Another downtown landlord, Paul Bennett, is taking a proactive approach. He owns Ashburnham Realty, which rents out commercial space in several of its downtown buildings. He says he wants to see Peterborough’s businesses — and his tenants — survive the crisis, and he’s approaching the situation on a case-by-case basis to determine what each of his tenants needs right now. This includes regular communication from his staff to tenants about what government programs are available. He also says he’ll offer rent relief when it’s needed, though he didn’t offer Peterborough Currents details on what form that relief would take.

Bennett acknowledges he’s been seeing “a lot of gloom, and a lot of tears” from members of the Peterborough business community. He says, in small business, “the margins aren’t huge. So if you take away that person’s revenue stream …  they [may] get through a month or two, but if it becomes three, four or five, it’s a different story.”

But he’s hopeful. “There’s never been a bigger time in history for our community to step up and make the difference that we need,” Bennett says. “I think we’re set up to handle whatever comes our way. And hopefully we pull together as a community and make that happen.”

No provincial action yet

Yesterday, the Ontario New Democratic Party called for the province of Ontario to introduce an 80 percent rent subsidy for both residential tenants and small and medium sized businesses, but neither the federal nor the Ontario governments have announced such plans.

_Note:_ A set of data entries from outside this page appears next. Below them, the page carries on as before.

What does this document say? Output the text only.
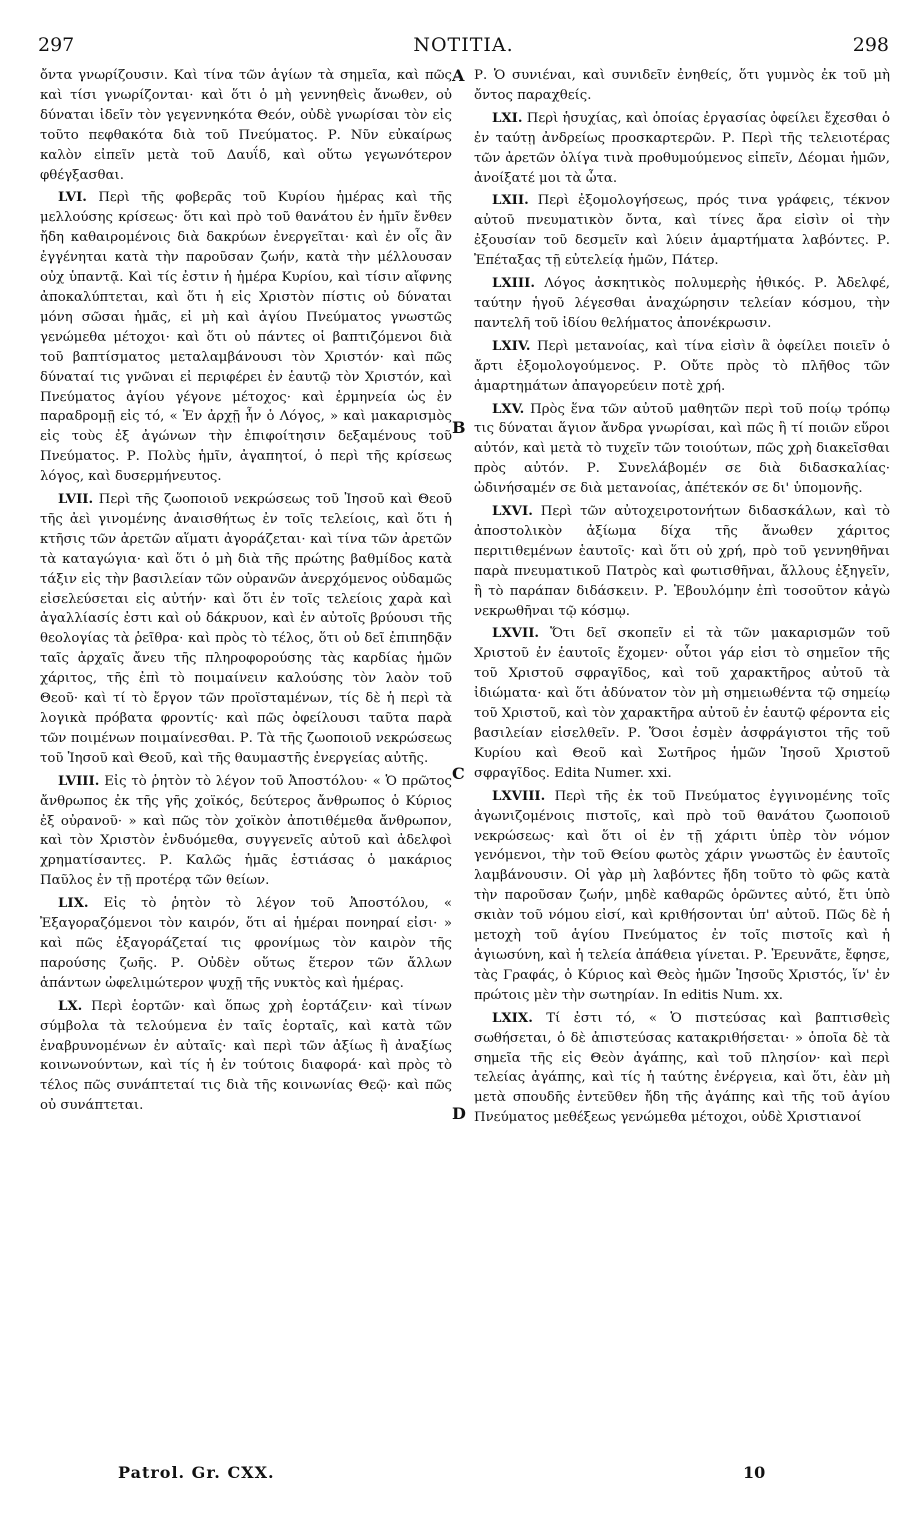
297	NOTITIA.	298

ὄντα γνωρίζουσιν. Καὶ τίνα τῶν ἁγίων τὰ σημεῖα, καὶ πῶς καὶ τίσι γνωρίζονται· καὶ ὅτι ὁ μὴ γεννηθεὶς ἄνωθεν, οὐ δύναται ἰδεῖν τὸν γεγεννηκότα Θεόν, οὐδὲ γνωρίσαι τὸν εἰς τοῦτο πεφθακότα διὰ τοῦ Πνεύματος. Ρ. Νῦν εὐκαίρως καλὸν εἰπεῖν μετὰ τοῦ Δαυΐδ, καὶ οὕτω γεγωνότερον φθέγξασθαι.

LVI. Περὶ τῆς φοβερᾶς τοῦ Κυρίου ἡμέρας καὶ τῆς μελλούσης κρίσεως· ὅτι καὶ πρὸ τοῦ θανάτου ἐν ἡμῖν ἔνθεν ἤδη καθαιρομένοις διὰ δακρύων ἐνεργεῖται· καὶ ἐν οἷς ἂν ἐγγένηται κατὰ τὴν παροῦσαν ζωήν, κατὰ τὴν μέλλουσαν οὐχ ὑπαντᾷ. Καὶ τίς ἐστιν ἡ ἡμέρα Κυρίου, καὶ τίσιν αἴφνης ἀποκαλύπτεται, καὶ ὅτι ἡ εἰς Χριστὸν πίστις οὐ δύναται μόνη σῶσαι ἡμᾶς, εἰ μὴ καὶ ἁγίου Πνεύματος γνωστῶς γενώμεθα μέτοχοι· καὶ ὅτι οὐ πάντες οἱ βαπτιζόμενοι διὰ τοῦ βαπτίσματος μεταλαμβάνουσι τὸν Χριστόν· καὶ πῶς δύναταί τις γνῶναι εἰ περιφέρει ἐν ἑαυτῷ τὸν Χριστόν, καὶ Πνεύματος ἁγίου γέγονε μέτοχος· καὶ ἑρμηνεία ὡς ἐν παραδρομῇ εἰς τό, « Ἐν ἀρχῇ ἦν ὁ Λόγος, » καὶ μακαρισμὸς εἰς τοὺς ἐξ ἀγώνων τὴν ἐπιφοίτησιν δεξαμένους τοῦ Πνεύματος. Ρ. Πολὺς ἡμῖν, ἀγαπητοί, ὁ περὶ τῆς κρίσεως λόγος, καὶ δυσερμήνευτος.

LVII. Περὶ τῆς ζωοποιοῦ νεκρώσεως τοῦ Ἰησοῦ καὶ Θεοῦ τῆς ἀεὶ γινομένης ἀναισθήτως ἐν τοῖς τελείοις, καὶ ὅτι ἡ κτῆσις τῶν ἀρετῶν αἵματι ἀγοράζεται· καὶ τίνα τῶν ἀρετῶν τὰ καταγώγια· καὶ ὅτι ὁ μὴ διὰ τῆς πρώτης βαθμίδος κατὰ τάξιν εἰς τὴν βασιλείαν τῶν οὐρανῶν ἀνερχόμενος οὐδαμῶς εἰσελεύσεται εἰς αὐτήν· καὶ ὅτι ἐν τοῖς τελείοις χαρὰ καὶ ἀγαλλίασίς ἐστι καὶ οὐ δάκρυον, καὶ ἐν αὐτοῖς βρύουσι τῆς θεολογίας τὰ ῥεῖθρα· καὶ πρὸς τὸ τέλος, ὅτι οὐ δεῖ ἐπιπηδᾷν ταῖς ἀρχαῖς ἄνευ τῆς πληροφορούσης τὰς καρδίας ἡμῶν χάριτος, τῆς ἐπὶ τὸ ποιμαίνειν καλούσης τὸν λαὸν τοῦ Θεοῦ· καὶ τί τὸ ἔργον τῶν προϊσταμένων, τίς δὲ ἡ περὶ τὰ λογικὰ πρόβατα φροντίς· καὶ πῶς ὀφείλουσι ταῦτα παρὰ τῶν ποιμένων ποιμαίνεσθαι. Ρ. Τὰ τῆς ζωοποιοῦ νεκρώσεως τοῦ Ἰησοῦ καὶ Θεοῦ, καὶ τῆς θαυμαστῆς ἐνεργείας αὐτῆς.

LVIII. Εἰς τὸ ῥητὸν τὸ λέγον τοῦ Ἀποστόλου· « Ὁ πρῶτος ἄνθρωπος ἐκ τῆς γῆς χοϊκός, δεύτερος ἄνθρωπος ὁ Κύριος ἐξ οὐρανοῦ· » καὶ πῶς τὸν χοϊκὸν ἀποτιθέμεθα ἄνθρωπον, καὶ τὸν Χριστὸν ἐνδυόμεθα, συγγενεῖς αὐτοῦ καὶ ἀδελφοὶ χρηματίσαντες. Ρ. Καλῶς ἡμᾶς ἑστιάσας ὁ μακάριος Παῦλος ἐν τῇ προτέρᾳ τῶν θείων.

LIX. Εἰς τὸ ῥητὸν τὸ λέγον τοῦ Ἀποστόλου, « Ἐξαγοραζόμενοι τὸν καιρόν, ὅτι αἱ ἡμέραι πονηραί εἰσι· » καὶ πῶς ἐξαγοράζεταί τις φρονίμως τὸν καιρὸν τῆς παρούσης ζωῆς. Ρ. Οὐδὲν οὕτως ἕτερον τῶν ἄλλων ἁπάντων ὠφελιμώτερον ψυχῇ τῆς νυκτὸς καὶ ἡμέρας.

LX. Περὶ ἑορτῶν· καὶ ὅπως χρὴ ἑορτάζειν· καὶ τίνων σύμβολα τὰ τελούμενα ἐν ταῖς ἑορταῖς, καὶ κατὰ τῶν ἐναβρυνομένων ἐν αὐταῖς· καὶ περὶ τῶν ἀξίως ἢ ἀναξίως κοινωνούντων, καὶ τίς ἡ ἐν τούτοις διαφορά· καὶ πρὸς τὸ τέλος πῶς συνάπτεταί τις διὰ τῆς κοινωνίας Θεῷ· καὶ πῶς οὐ συνάπτεται.

Ρ. Ὁ συνιέναι, καὶ συνιδεῖν ἐνηθείς, ὅτι γυμνὸς ἐκ τοῦ μὴ ὄντος παραχθείς.

LXI. Περὶ ἡσυχίας, καὶ ὁποίας ἐργασίας ὀφείλει ἔχεσθαι ὁ ἐν ταύτῃ ἀνδρείως προσκαρτερῶν. Ρ. Περὶ τῆς τελειοτέρας τῶν ἀρετῶν ὀλίγα τινὰ προθυμούμενος εἰπεῖν, Δέομαι ἡμῶν, ἀνοίξατέ μοι τὰ ὦτα.

LXII. Περὶ ἐξομολογήσεως, πρός τινα γράφεις, τέκνον αὐτοῦ πνευματικὸν ὄντα, καὶ τίνες ἄρα εἰσὶν οἱ τὴν ἐξουσίαν τοῦ δεσμεῖν καὶ λύειν ἁμαρτήματα λαβόντες. Ρ. Ἐπέταξας τῇ εὐτελείᾳ ἡμῶν, Πάτερ.

LXIII. Λόγος ἀσκητικὸς πολυμερὴς ἠθικός. Ρ. Ἀδελφέ, ταύτην ἡγοῦ λέγεσθαι ἀναχώρησιν τελείαν κόσμου, τὴν παντελῆ τοῦ ἰδίου θελήματος ἀπονέκρωσιν.

LXIV. Περὶ μετανοίας, καὶ τίνα εἰσὶν ἃ ὀφείλει ποιεῖν ὁ ἄρτι ἐξομολογούμενος. Ρ. Οὔτε πρὸς τὸ πλῆθος τῶν ἁμαρτημάτων ἀπαγορεύειν ποτὲ χρή.

LXV. Πρὸς ἕνα τῶν αὐτοῦ μαθητῶν περὶ τοῦ ποίῳ τρόπῳ τις δύναται ἅγιον ἄνδρα γνωρίσαι, καὶ πῶς ἢ τί ποιῶν εὕροι αὐτόν, καὶ μετὰ τὸ τυχεῖν τῶν τοιούτων, πῶς χρὴ διακεῖσθαι πρὸς αὐτόν. Ρ. Συνελάβομέν σε διὰ διδασκαλίας· ὠδινήσαμέν σε διὰ μετανοίας, ἀπέτεκόν σε δι' ὑπομονῆς.

LXVI. Περὶ τῶν αὐτοχειροτονήτων διδασκάλων, καὶ τὸ ἀποστολικὸν ἀξίωμα δίχα τῆς ἄνωθεν χάριτος περιτιθεμένων ἑαυτοῖς· καὶ ὅτι οὐ χρή, πρὸ τοῦ γεννηθῆναι παρὰ πνευματικοῦ Πατρὸς καὶ φωτισθῆναι, ἄλλους ἐξηγεῖν, ἢ τὸ παράπαν διδάσκειν. Ρ. Ἐβουλόμην ἐπὶ τοσοῦτον κἀγὼ νεκρωθῆναι τῷ κόσμῳ.

LXVII. Ὅτι δεῖ σκοπεῖν εἰ τὰ τῶν μακαρισμῶν τοῦ Χριστοῦ ἐν ἑαυτοῖς ἔχομεν· οὗτοι γάρ εἰσι τὸ σημεῖον τῆς τοῦ Χριστοῦ σφραγῖδος, καὶ τοῦ χαρακτῆρος αὐτοῦ τὰ ἰδιώματα· καὶ ὅτι ἀδύνατον τὸν μὴ σημειωθέντα τῷ σημείῳ τοῦ Χριστοῦ, καὶ τὸν χαρακτῆρα αὐτοῦ ἐν ἑαυτῷ φέροντα εἰς βασιλείαν εἰσελθεῖν. Ρ. Ὅσοι ἐσμὲν ἀσφράγιστοι τῆς τοῦ Κυρίου καὶ Θεοῦ καὶ Σωτῆρος ἡμῶν Ἰησοῦ Χριστοῦ σφραγῖδος. Edita Numer. xxi.

LXVIII. Περὶ τῆς ἐκ τοῦ Πνεύματος ἐγγινομένης τοῖς ἀγωνιζομένοις πιστοῖς, καὶ πρὸ τοῦ θανάτου ζωοποιοῦ νεκρώσεως· καὶ ὅτι οἱ ἐν τῇ χάριτι ὑπὲρ τὸν νόμον γενόμενοι, τὴν τοῦ Θείου φωτὸς χάριν γνωστῶς ἐν ἑαυτοῖς λαμβάνουσιν. Οἱ γὰρ μὴ λαβόντες ἤδη τοῦτο τὸ φῶς κατὰ τὴν παροῦσαν ζωήν, μηδὲ καθαρῶς ὁρῶντες αὐτό, ἔτι ὑπὸ σκιὰν τοῦ νόμου εἰσί, καὶ κριθήσονται ὑπ' αὐτοῦ. Πῶς δὲ ἡ μετοχὴ τοῦ ἁγίου Πνεύματος ἐν τοῖς πιστοῖς καὶ ἡ ἁγιωσύνη, καὶ ἡ τελεία ἀπάθεια γίνεται. Ρ. Ἐρευνᾶτε, ἔφησε, τὰς Γραφάς, ὁ Κύριος καὶ Θεὸς ἡμῶν Ἰησοῦς Χριστός, ἵν' ἐν πρώτοις μὲν τὴν σωτηρίαν. In editis Num. xx.

LXIX. Τί ἐστι τό, « Ὁ πιστεύσας καὶ βαπτισθεὶς σωθήσεται, ὁ δὲ ἀπιστεύσας κατακριθήσεται· » ὁποῖα δὲ τὰ σημεῖα τῆς εἰς Θεὸν ἀγάπης, καὶ τοῦ πλησίον· καὶ περὶ τελείας ἀγάπης, καὶ τίς ἡ ταύτης ἐνέργεια, καὶ ὅτι, ἐὰν μὴ μετὰ σπουδῆς ἐντεῦθεν ἤδη τῆς ἀγάπης καὶ τῆς τοῦ ἁγίου Πνεύματος μεθέξεως γενώμεθα μέτοχοι, οὐδὲ Χριστιανοί

A
B
C
D
Patrol. Gr. CXX.	10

In Nova Scotia, the provincial government took a different approach, announcing on Friday a program that would help facilitate rent deferrals between landlords and small businesses. Under the program, deferrals can last up to three months, and if a business ends up closing permanently, the government will pay the owed rent to the landlords. 

But over the weekend, more than 100 small business owners in Nova Scotia signed a petition saying rent deferral is not enough.

“How are small businesses expected to re-pay three months, or four or five month’s rent without matching revenue?” the petition asked. 

“In order for this to work, there has to be, as a minimum a sharing of the burden of the closure between the business, the landlords, the financial institutions and the government,” it continued.